Aufmerksamkeit steuert Gefühle. Mein kleiner Trick diente dazu, mit selektiver Aufmerksamkeit die erregte Amygdala (den Mandelkern) zu beruhigen. Solange sich ein Kleinkind auf einen interessanten Gegenstand konzentriert, beruhigt sich der Kummer; lässt die Faszination nach, kommt er mit voller Wucht zurück – vorausgesetzt, die Nervenschaltkreise der Amygdala haben ihn festgehalten.

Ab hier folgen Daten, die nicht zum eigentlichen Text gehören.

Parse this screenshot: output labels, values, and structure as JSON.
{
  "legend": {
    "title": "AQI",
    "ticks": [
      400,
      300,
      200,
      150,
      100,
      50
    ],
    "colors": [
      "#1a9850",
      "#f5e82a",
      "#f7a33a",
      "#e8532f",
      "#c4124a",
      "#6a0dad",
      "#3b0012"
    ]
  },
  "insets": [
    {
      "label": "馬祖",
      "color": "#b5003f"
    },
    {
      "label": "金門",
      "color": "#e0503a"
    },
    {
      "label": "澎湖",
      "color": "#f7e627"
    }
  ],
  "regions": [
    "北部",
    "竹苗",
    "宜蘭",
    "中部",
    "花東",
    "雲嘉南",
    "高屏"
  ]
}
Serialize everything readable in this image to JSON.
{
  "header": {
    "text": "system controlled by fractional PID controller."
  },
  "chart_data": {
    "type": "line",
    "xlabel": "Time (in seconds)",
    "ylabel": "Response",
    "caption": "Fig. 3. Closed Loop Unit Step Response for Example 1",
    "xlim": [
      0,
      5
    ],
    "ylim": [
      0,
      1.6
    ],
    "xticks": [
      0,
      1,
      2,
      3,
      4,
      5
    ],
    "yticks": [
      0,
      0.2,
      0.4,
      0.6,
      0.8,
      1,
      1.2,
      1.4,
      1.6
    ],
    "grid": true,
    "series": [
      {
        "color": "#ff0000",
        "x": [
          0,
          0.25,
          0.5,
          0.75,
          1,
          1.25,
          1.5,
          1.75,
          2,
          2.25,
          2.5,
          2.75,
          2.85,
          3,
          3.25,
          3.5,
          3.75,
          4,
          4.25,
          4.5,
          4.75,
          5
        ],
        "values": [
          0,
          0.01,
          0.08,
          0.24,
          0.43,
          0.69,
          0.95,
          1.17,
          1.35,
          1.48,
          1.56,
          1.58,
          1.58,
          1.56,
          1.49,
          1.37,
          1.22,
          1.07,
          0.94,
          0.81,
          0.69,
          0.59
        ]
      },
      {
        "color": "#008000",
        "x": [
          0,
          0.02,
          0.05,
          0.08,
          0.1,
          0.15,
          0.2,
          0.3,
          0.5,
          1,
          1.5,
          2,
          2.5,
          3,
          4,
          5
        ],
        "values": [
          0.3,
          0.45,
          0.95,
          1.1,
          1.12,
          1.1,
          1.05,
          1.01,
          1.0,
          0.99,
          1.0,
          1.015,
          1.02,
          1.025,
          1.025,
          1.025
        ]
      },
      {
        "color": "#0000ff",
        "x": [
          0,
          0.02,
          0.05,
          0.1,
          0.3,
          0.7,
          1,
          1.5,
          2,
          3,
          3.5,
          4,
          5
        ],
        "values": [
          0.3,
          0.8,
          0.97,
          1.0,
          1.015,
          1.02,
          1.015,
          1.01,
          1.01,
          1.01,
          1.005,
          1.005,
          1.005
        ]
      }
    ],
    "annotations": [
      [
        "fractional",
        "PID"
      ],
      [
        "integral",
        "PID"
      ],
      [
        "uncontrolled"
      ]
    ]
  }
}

Wenn Kinder lernen, diese Aufmerksamkeitssteuerung selbst zu nutzen, erwerben sie eine der ersten Fähigkeiten zur Selbstbeherrschung – und die ist für den weiteren Verlauf ihres Lebens von ungeheurer Bedeutung: Wie geht man mit der aufmüpfigen Amygdala um? Der Kunstgriff bedient sich der exekutiven Aufmerksamkeit, einer Fähigkeit, die vom dritten Lebensjahr an aufblüht, wenn das Kleinkind sich willentlich konzentrieren, Ablenkungen ausblenden und Impulse unterdrücken kann.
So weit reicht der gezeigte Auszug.